Yetkililerin birbiri ardına gelen açıklamalara karşın eleştiriler de var. Geçtiğimiz yıllarda ekonomi yönetimleri ısrarla enflasyonun geçici olduğu dillendirilmişti. Şimdi ise kalıcı olduğu yönünde görüşler geliyor. Gerçi ABD Hazine Bakanı Yellen ‘yanıldık’ demişti. Geçici olarak görülmesi nedeniyle enflasyona karşı önlem alınmakta geç kalındığı ayrıca eleştiri konusu oldu. Şimdi ise enflasyon ile mücadele edilirken ‘kantarın topuzunun kaçırılması’ ve sıkı para politikalarıyla ekonomide resesyon riskinin arttığı gibi haklı görüşler var. Bu açıdan gelen açıklamalara doğruluğu ve zamanla değişebileceği olasılığına karşılık biraz temkinli bakmak yerinde olacak.
3 KASIM’DA ENFLASYON AÇIKLANACAK
Türkiye ekim ayına ait enflasyon verileri 3 Kasım Perşembe günü açıklanacak. Piyasa beklentisi aylık yüzde 3.60-3.70, yıllık ise yüzde 85-86 civarında yoğunlaşıyor.
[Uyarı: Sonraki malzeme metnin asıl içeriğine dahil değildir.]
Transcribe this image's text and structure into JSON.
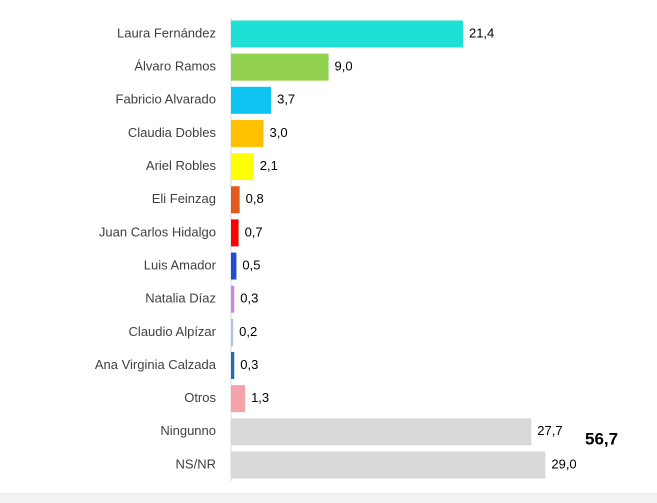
{
  "chart_data": {
    "type": "barh",
    "categories": [
      "Laura Fernández",
      "Álvaro Ramos",
      "Fabricio Alvarado",
      "Claudia Dobles",
      "Ariel Robles",
      "Eli Feinzag",
      "Juan Carlos Hidalgo",
      "Luis Amador",
      "Natalia Díaz",
      "Claudio Alpízar",
      "Ana Virginia Calzada",
      "Otros",
      "Ningunno",
      "NS/NR"
    ],
    "values": [
      21.4,
      9.0,
      3.7,
      3.0,
      2.1,
      0.8,
      0.7,
      0.5,
      0.3,
      0.2,
      0.3,
      1.3,
      27.7,
      29.0
    ],
    "value_labels": [
      "21,4",
      "9,0",
      "3,7",
      "3,0",
      "2,1",
      "0,8",
      "0,7",
      "0,5",
      "0,3",
      "0,2",
      "0,3",
      "1,3",
      "27,7",
      "29,0"
    ],
    "colors": [
      "#1fe0d6",
      "#92d050",
      "#0dc4f2",
      "#ffc000",
      "#ffff00",
      "#e35b1c",
      "#ff0000",
      "#1f4fd0",
      "#cf85e8",
      "#adc6e0",
      "#1f6fb5",
      "#f4a3ab",
      "#d9d9d9",
      "#d9d9d9"
    ],
    "annotation": "56,7"
  }
}
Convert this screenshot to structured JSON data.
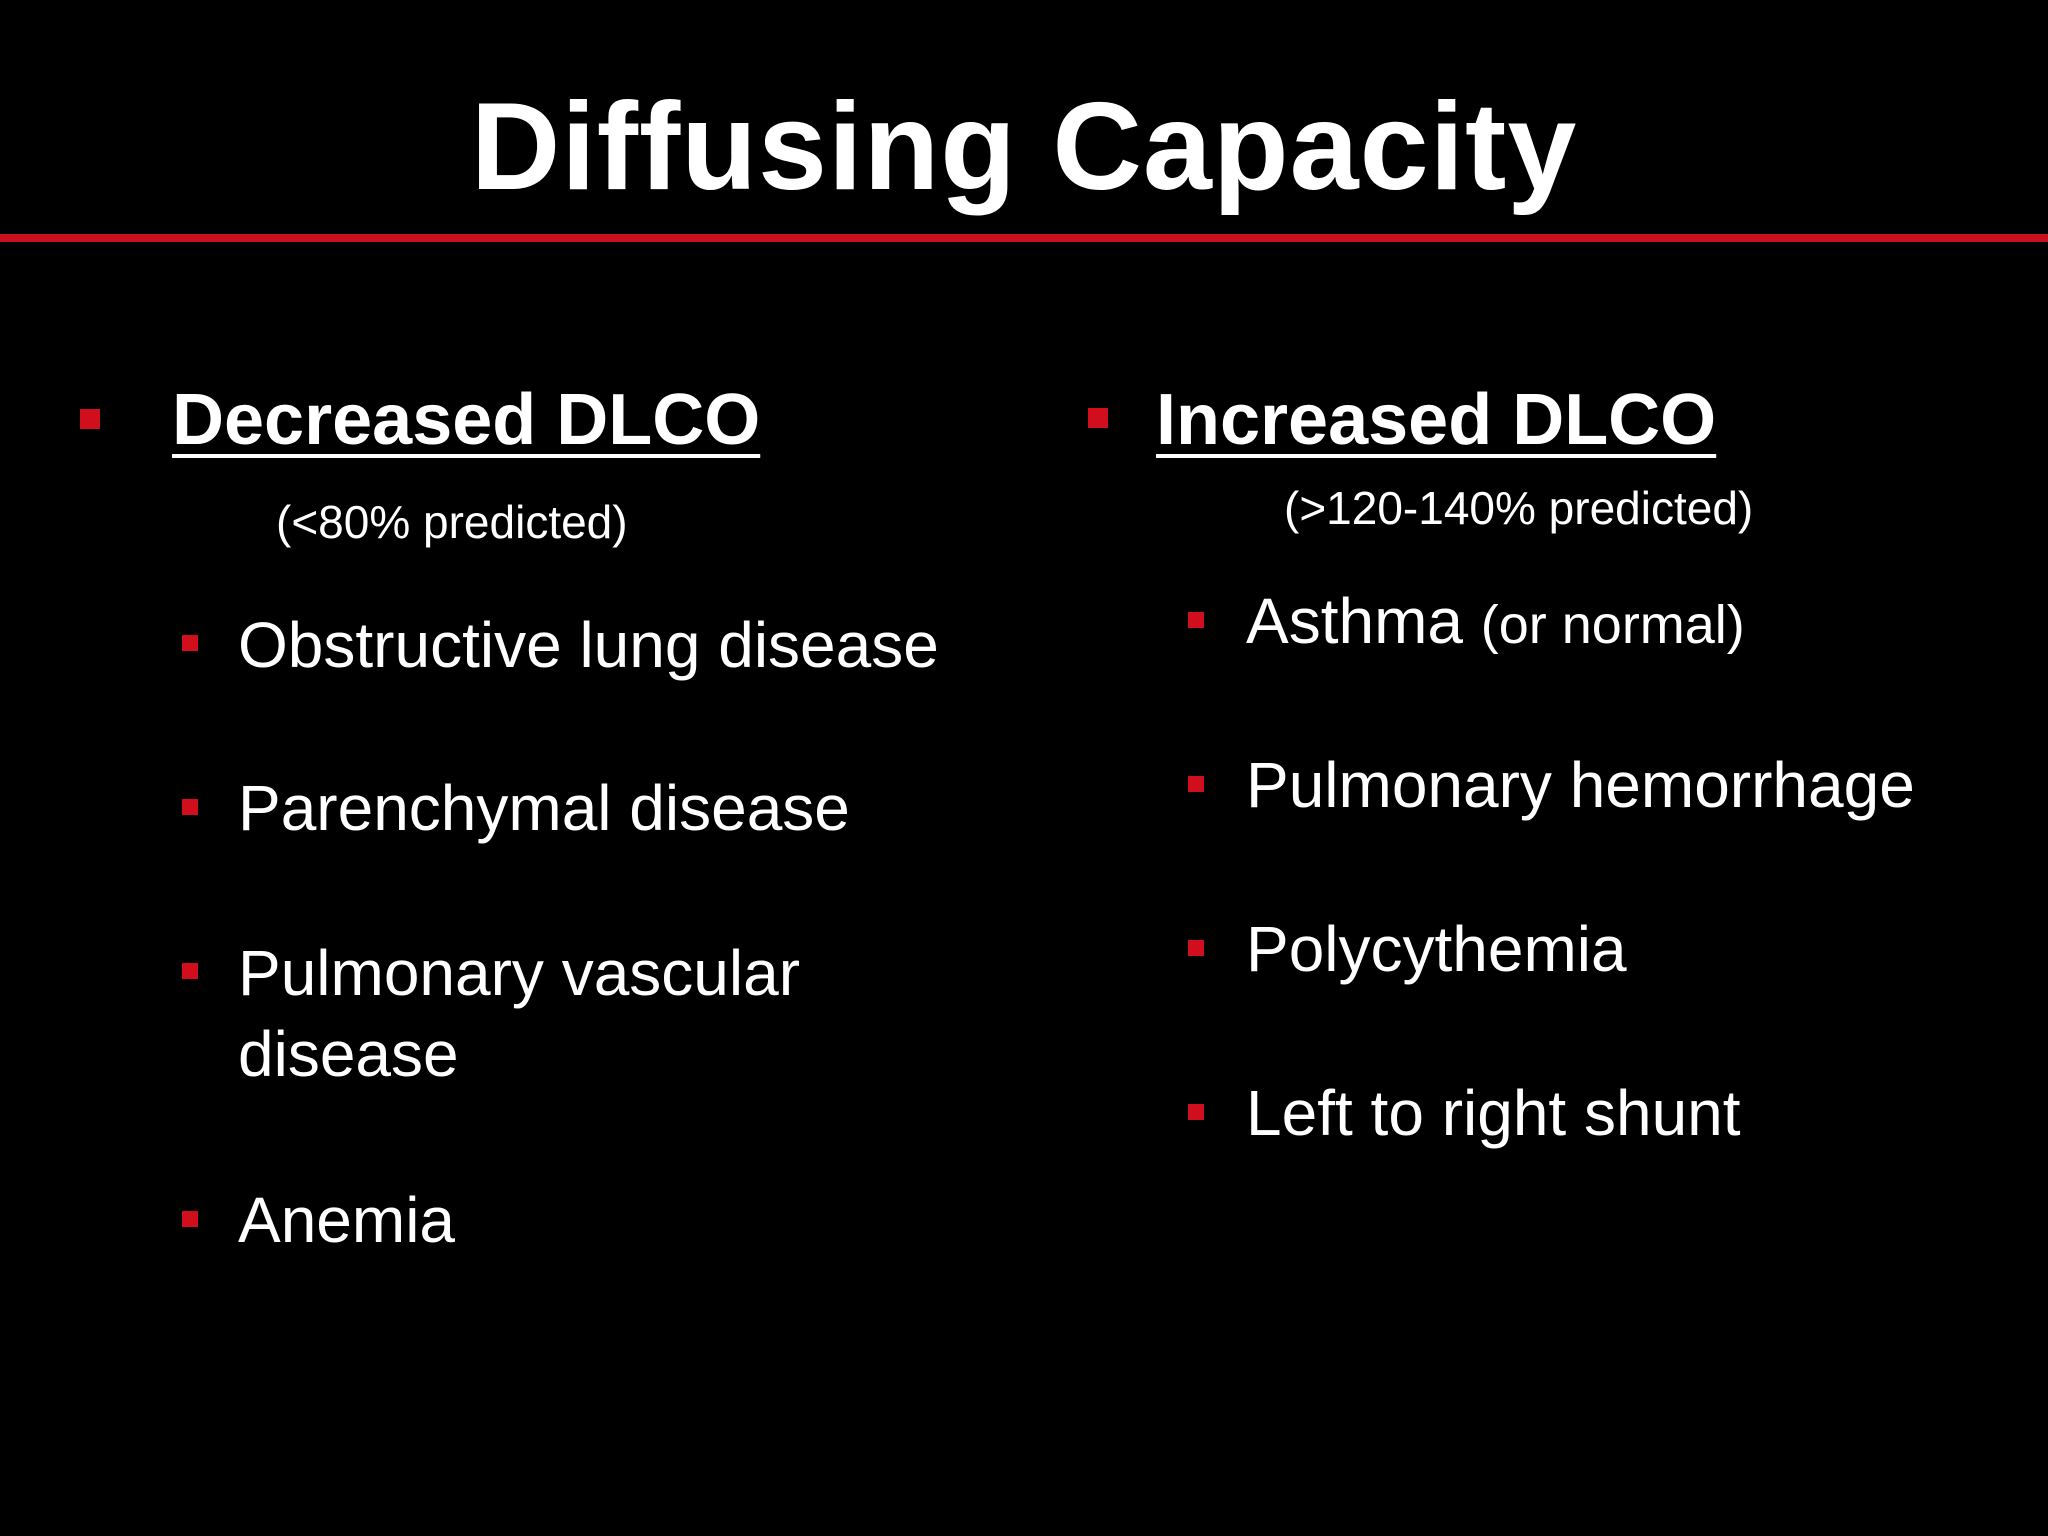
{
  "title": "Diffusing Capacity",
  "colors": {
    "background": "#000000",
    "text": "#ffffff",
    "accent": "#c8101e"
  },
  "bullet_icon": "red-square-bullet",
  "left": {
    "heading": "Decreased DLCO",
    "subheading": "(<80% predicted)",
    "items": [
      {
        "label": "Obstructive lung disease"
      },
      {
        "label": "Parenchymal disease"
      },
      {
        "line1": "Pulmonary vascular",
        "line2": "disease"
      },
      {
        "label": "Anemia"
      }
    ]
  },
  "right": {
    "heading": "Increased DLCO",
    "subheading": "(>120-140% predicted)",
    "items": [
      {
        "label": "Asthma",
        "note": "(or normal)"
      },
      {
        "label": "Pulmonary hemorrhage"
      },
      {
        "label": "Polycythemia"
      },
      {
        "label": "Left to right shunt"
      }
    ]
  }
}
Yüksek enflasyon ve dış dünyadaki faiz artırım sürecine rağmen geçtiğimiz günlerde TCMB, politika faiz oranını 150 baz puanlık indirim ile yüzde 10.50 seviyesine çekmiş, ekonomik büyümeden yana tercihini bir kez daha göstermişti. Hafta içi TCMB Başkanı Şahap Kavcıoğlu, tarafından yapılan sunumda ise 2022 yılı için enflasyon tahmini bir kez daha değişerek yüzde 65.2’ye yükseldi. Diğer yandan eylül ayı dış ticaret verileri takip edildi. Önceki yılın aynı ayına göre ihracat yüzde 9.2, ithalat yüzde 38.1, dış ticaret açığı yüzde 268.1 artarken Ocak-Eylül dış ticaret açığı 83 milyar dolara çıktı. Eylül ayı açığı ise 9.5 milyar dolar oldu. TCMB tarafından açıklanan 21 Ekim haftası verilerine göre; Yabancı yatırımcılar hisse senetlerinde 62.6 milyon dolar, tahvil bonoda (DİBS) 11.6 milyon dolar satış yaptılar. Borsa İstanbul’da yabancı payı ise yüzde 31.28 odu. Bankaların döviz mevduatı 568 milyon dolar artışla 213,9 milyar dolara çıkarken TCMB brüt rezervleri 2 milyar dolar düşüşle 113.9 milyar dolara geriledi.
RİSK PRİMİ DÜŞÜYOR
Türkiye’nin 5 yıllık CDS priminde ise düşüş sürüyor. Geçen hafta 673 seviyesine geriledi. Benzer şekilde 10 yıllık eurobond faizi yüzde 10’un altına salınım gösterdi. Dış piyasaların seyri diğer gelişmekte olan ülkelerde olduğu gibi Türkiye piyasa göstergeleri üzerinde de etkili oluyor. Bir diğer önemli gündem 09/2022 bilançoları. Genelde olumlu görünüm var. Bu durum 30 Kasım’da açıklanacak 3.Çeyrek büyümesi (GSYH) hakkında da bir görüş veriyor. Özellikle yüksek kâr artışı görülen banka hisselerindeki satışlar bir ölçüye kadar ‘beklenti bitti’ anlayışına verilebilir.